Here is what happened:

  1. We shipped a broken deployment, which resulted in false positives in a subset of checks.
  2. Additionally, the rollback of the deployment failed, prolonging the incident.
  3. The lack of proper internal communication about the system's state and rollback led to confusion and a prolonged response even more.

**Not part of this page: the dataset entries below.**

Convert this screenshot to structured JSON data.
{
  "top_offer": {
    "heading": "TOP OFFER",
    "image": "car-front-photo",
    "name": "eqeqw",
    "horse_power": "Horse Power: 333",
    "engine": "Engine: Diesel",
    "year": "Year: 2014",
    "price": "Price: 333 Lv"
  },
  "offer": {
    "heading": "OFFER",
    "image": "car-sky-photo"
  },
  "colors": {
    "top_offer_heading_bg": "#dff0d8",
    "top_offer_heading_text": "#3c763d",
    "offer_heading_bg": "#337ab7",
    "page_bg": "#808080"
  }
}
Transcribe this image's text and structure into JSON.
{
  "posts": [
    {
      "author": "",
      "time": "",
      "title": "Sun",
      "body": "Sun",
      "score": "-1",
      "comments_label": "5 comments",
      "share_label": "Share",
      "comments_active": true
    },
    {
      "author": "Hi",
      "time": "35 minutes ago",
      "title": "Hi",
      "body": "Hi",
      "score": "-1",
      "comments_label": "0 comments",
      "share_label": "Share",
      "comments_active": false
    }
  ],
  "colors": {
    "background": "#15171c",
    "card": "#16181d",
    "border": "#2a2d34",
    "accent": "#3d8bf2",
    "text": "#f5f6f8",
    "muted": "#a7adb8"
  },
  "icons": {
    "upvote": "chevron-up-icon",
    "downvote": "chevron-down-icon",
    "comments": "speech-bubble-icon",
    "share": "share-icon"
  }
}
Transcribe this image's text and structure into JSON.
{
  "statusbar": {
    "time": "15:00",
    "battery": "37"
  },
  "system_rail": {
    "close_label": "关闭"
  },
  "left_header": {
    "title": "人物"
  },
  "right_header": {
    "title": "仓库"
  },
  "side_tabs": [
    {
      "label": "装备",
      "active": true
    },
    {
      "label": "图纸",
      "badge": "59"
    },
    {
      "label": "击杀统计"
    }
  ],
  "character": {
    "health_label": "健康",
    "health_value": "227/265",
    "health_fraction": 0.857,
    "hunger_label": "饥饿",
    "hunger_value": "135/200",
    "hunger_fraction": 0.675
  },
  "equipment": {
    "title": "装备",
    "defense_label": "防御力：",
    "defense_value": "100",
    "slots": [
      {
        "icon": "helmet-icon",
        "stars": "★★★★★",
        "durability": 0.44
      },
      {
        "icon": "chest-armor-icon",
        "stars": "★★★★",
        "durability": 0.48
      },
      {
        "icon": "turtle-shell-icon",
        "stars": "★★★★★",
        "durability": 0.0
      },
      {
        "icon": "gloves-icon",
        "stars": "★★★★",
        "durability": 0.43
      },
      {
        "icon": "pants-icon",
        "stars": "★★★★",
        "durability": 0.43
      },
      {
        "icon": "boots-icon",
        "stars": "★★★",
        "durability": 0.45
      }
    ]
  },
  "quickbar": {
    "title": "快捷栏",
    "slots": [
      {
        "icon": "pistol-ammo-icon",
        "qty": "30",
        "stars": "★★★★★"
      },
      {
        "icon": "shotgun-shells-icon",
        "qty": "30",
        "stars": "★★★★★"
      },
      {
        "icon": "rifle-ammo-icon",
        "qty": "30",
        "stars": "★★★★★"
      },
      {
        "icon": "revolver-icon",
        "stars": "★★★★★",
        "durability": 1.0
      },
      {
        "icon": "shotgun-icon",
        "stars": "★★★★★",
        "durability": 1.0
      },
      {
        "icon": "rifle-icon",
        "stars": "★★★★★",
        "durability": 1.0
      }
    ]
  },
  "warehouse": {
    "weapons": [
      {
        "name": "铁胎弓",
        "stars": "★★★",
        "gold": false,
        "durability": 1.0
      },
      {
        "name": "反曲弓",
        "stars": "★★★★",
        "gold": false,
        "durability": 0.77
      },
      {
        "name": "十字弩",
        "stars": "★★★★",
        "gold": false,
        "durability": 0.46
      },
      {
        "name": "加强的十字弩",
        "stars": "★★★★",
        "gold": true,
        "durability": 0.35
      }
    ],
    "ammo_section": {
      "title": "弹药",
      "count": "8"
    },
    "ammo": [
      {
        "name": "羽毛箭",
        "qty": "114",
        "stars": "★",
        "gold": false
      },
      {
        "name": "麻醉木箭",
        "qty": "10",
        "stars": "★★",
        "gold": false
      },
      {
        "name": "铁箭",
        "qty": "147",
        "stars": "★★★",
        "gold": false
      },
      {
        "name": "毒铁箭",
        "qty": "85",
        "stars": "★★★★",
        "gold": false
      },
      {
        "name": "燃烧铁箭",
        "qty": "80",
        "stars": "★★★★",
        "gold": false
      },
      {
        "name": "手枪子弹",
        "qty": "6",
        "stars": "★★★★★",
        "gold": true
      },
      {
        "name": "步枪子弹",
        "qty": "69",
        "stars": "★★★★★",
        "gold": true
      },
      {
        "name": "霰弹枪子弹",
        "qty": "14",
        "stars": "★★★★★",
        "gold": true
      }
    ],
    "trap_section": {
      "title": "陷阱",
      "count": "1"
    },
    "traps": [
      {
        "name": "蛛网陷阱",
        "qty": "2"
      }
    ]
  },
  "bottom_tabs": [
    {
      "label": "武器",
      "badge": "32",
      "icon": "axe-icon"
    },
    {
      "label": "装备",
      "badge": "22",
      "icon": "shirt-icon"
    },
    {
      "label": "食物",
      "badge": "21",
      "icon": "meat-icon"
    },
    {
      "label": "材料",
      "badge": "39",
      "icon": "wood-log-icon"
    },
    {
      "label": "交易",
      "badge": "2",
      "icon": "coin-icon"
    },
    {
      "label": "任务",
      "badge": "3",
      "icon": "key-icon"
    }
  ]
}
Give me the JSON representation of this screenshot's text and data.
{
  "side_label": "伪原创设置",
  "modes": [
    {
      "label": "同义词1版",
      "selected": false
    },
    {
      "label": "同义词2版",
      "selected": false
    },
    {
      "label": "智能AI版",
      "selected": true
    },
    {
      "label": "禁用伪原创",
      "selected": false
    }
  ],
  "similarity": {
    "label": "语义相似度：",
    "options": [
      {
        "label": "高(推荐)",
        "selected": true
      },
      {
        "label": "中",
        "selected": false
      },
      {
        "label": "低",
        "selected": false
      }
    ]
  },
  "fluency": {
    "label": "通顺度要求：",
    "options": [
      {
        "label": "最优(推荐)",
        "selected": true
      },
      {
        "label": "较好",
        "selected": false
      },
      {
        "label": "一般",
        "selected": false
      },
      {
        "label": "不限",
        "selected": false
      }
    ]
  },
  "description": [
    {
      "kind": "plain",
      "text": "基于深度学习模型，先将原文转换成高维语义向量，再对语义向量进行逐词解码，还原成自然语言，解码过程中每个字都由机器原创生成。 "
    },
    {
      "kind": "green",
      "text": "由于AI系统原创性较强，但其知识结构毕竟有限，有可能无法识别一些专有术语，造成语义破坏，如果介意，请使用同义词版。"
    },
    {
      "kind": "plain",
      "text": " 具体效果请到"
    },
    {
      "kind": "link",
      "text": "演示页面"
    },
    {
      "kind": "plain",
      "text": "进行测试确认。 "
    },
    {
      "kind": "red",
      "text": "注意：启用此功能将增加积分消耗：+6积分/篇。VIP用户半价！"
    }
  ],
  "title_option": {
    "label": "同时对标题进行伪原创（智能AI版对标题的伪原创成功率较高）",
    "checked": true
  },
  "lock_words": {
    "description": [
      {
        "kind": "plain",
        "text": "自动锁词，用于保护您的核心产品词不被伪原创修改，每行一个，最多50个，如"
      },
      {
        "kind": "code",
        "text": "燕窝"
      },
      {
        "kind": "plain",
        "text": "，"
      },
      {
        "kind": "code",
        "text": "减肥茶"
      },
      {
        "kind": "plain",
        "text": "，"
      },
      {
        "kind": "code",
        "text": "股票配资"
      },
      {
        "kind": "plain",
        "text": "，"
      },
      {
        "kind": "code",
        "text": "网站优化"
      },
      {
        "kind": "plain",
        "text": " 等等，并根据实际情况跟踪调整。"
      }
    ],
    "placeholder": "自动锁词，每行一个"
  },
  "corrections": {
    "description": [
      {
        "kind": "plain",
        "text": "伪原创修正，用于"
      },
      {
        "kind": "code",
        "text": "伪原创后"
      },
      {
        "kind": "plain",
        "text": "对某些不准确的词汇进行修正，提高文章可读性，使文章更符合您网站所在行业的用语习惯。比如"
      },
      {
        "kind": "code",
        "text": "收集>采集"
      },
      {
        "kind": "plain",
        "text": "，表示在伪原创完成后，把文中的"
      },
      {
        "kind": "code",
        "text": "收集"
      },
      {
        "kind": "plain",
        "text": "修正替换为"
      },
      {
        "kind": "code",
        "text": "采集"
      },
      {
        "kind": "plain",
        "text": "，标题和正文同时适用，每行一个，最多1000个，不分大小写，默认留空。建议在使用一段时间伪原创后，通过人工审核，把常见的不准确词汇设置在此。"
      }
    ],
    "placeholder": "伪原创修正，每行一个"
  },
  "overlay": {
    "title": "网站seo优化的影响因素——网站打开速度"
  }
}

The incident affected browser checks in two specific cases:

  1. When using Twilio in any runtime - due to TWILIO_ACCOUNT_SID environment variable being improperly escaped. Affected check runs failed with an error message: accountSid must start with AC
  2. Checks using mocha in runtimes 2022.02 and 2022.10 with Playwright. These checks failed with an error Could not load reporter /checkly/functions/src/browser-check-common/src/mocha/reporter.js:

Impact:

  • A total of 10 customers were affected.
  • A total of 120 browser check runs (0.5%) failed due to this incident.
  • A total of 66 different checks were affected.
  • The broken deployment was shipped at 15:30 and was rolled back at 16:10 UTC

We apologize for any problems this may have caused. If you have any questions or concerns feel free to contact us via support@checklyhq.com

Posted Mar 22, 2024 - 17:31 UTC

Resolved
This incident has been resolved.
Posted Mar 21, 2024 - 17:50 UTC
Monitoring
We have rolled back the breaking change and are monitoring our systems.
Posted Mar 21, 2024 - 17:20 UTC
Update
The rollback is in progress, but taking longer than usual.
Posted Mar 21, 2024 - 17:14 UTC
Identified
We have identified the issue and are rolling back the breaking change.
Posted Mar 21, 2024 - 16:56 UTC
Investigating
A small subset of browser checks are failing when using specific environment variables. We are investigating
Posted Mar 21, 2024 - 16:21 UTC
This incident affected: Browser check runtime.